The nation's second largest health insurer now expects full-year adjusted earnings to be greater than $15.60 per share after hiking that forecast to greater than $15.40 in July.

Analysts forecast $15.50 per share, on average, according to FactSet.

Anthem's profit jumped 29 percent, to $960 million, in the three-month period ended Sept. 30 compared with the third quarter of 2017. Earnings adjusted for one-time gains and costs came in at $3.81 per share. Operating revenue, which excludes investment gains, grew 4 percent, to $22.98 billion.

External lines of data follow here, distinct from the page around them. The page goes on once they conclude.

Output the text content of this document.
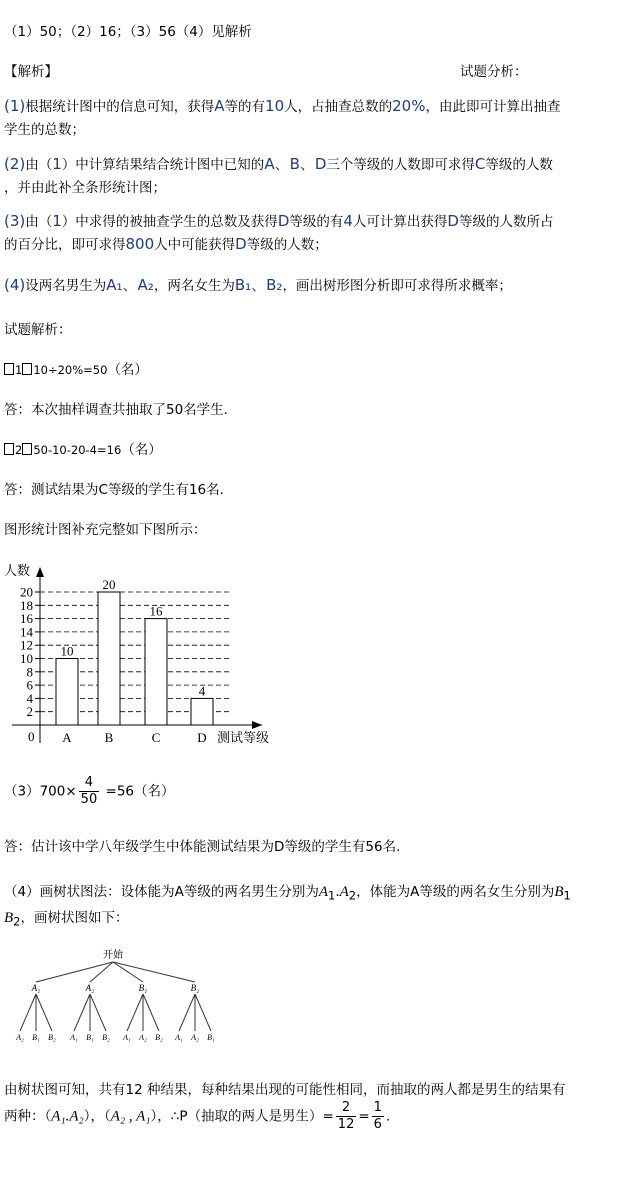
（1）50；（2）16；（3）56（4）见解析
【解析】	试题分析：
(1)根据统计图中的信息可知，获得A等的有10人，占抽查总数的20%，由此即可计算出抽查
学生的总数；
(2)由（1）中计算结果结合统计图中已知的A、B、D三个等级的人数即可求得C等级的人数
，并由此补全条形统计图；
(3)由（1）中求得的被抽查学生的总数及获得D等级的有4人可计算出获得D等级的人数所占
的百分比，即可求得800人中可能获得D等级的人数；
(4)设两名男生为A₁、A₂，两名女生为B₁、B₂，画出树形图分析即可求得所求概率；
试题解析：
1 10÷20%=50（名）
答：本次抽样调查共抽取了50名学生.
2 50-10-20-4=16（名）
答：测试结果为C等级的学生有16名.
图形统计图补充完整如下图所示：
2
4
6
8
10
12
14
16
18
20
人数
0	测试等级
10
A
20
B
16
C
4
D
$(3)700\times \frac{4}{50} =56$（名）
答：估计该中学八年级学生中体能测试结果为D等级的学生有56名.
（4）画树状图法：设体能为A等级的两名男生分别为$A_1.A_2$，体能为A等级的两名女生分别为$B_1$
$B_2$，画树状图如下：
开始
A₁
A₂ B₁ B₂
A₂
A₁ B₁ B₂
B₁
A₁ A₂ B₂
B₂
A₁ A₂ B₁
由树状图可知，共有12 种结果，每种结果出现的可能性相同，而抽取的两人都是男生的结果有
两种：（A₁.A₂），（A₂ , A₁），∴P（抽取的两人是男生）= $\frac{2}{12} = \frac{1}{6}$ .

Analysts had predicted earnings of $3.67 per share on $22.91 billion in revenue, according to Zacks Investment Research.

Anthem sells coverage in several states, including big markets like New York and California. Much of its business centers on providing employer-sponsored coverage for companies with fewer than 5,000 people. This is generally a more profitable business for insurers than larger employers who pay their own medical bills and hire an insurer to manage the coverage.

The insurer's enrollment in that business grew slightly, to 15.7 million people, while membership in Anthem's Medicare business jumped nearly 18 percent from last year's quarter, to almost 1.8 million people. That helped to counter a nearly 60 percent drop that pushed individual enrollment below one million people as Anthem pulled back from the Affordable Care Act's insurance marketplaces.

Anthem's largest expense, what it pays in benefits, was relatively flat at $18.18 billion after declining for consecutive quarters. Investment income rose and income taxes fell 24 percent, to $282 million.

Shares, up 18 percent this year, rose 3.4 percent in early trading Wednesday, to $274.62 each, amid an overall surge in the market.

Jefferies analyst David Windley predicted shares of Anthem would trade lower because the better-than-expected earnings performance stemmed from lower taxes and higher investment income.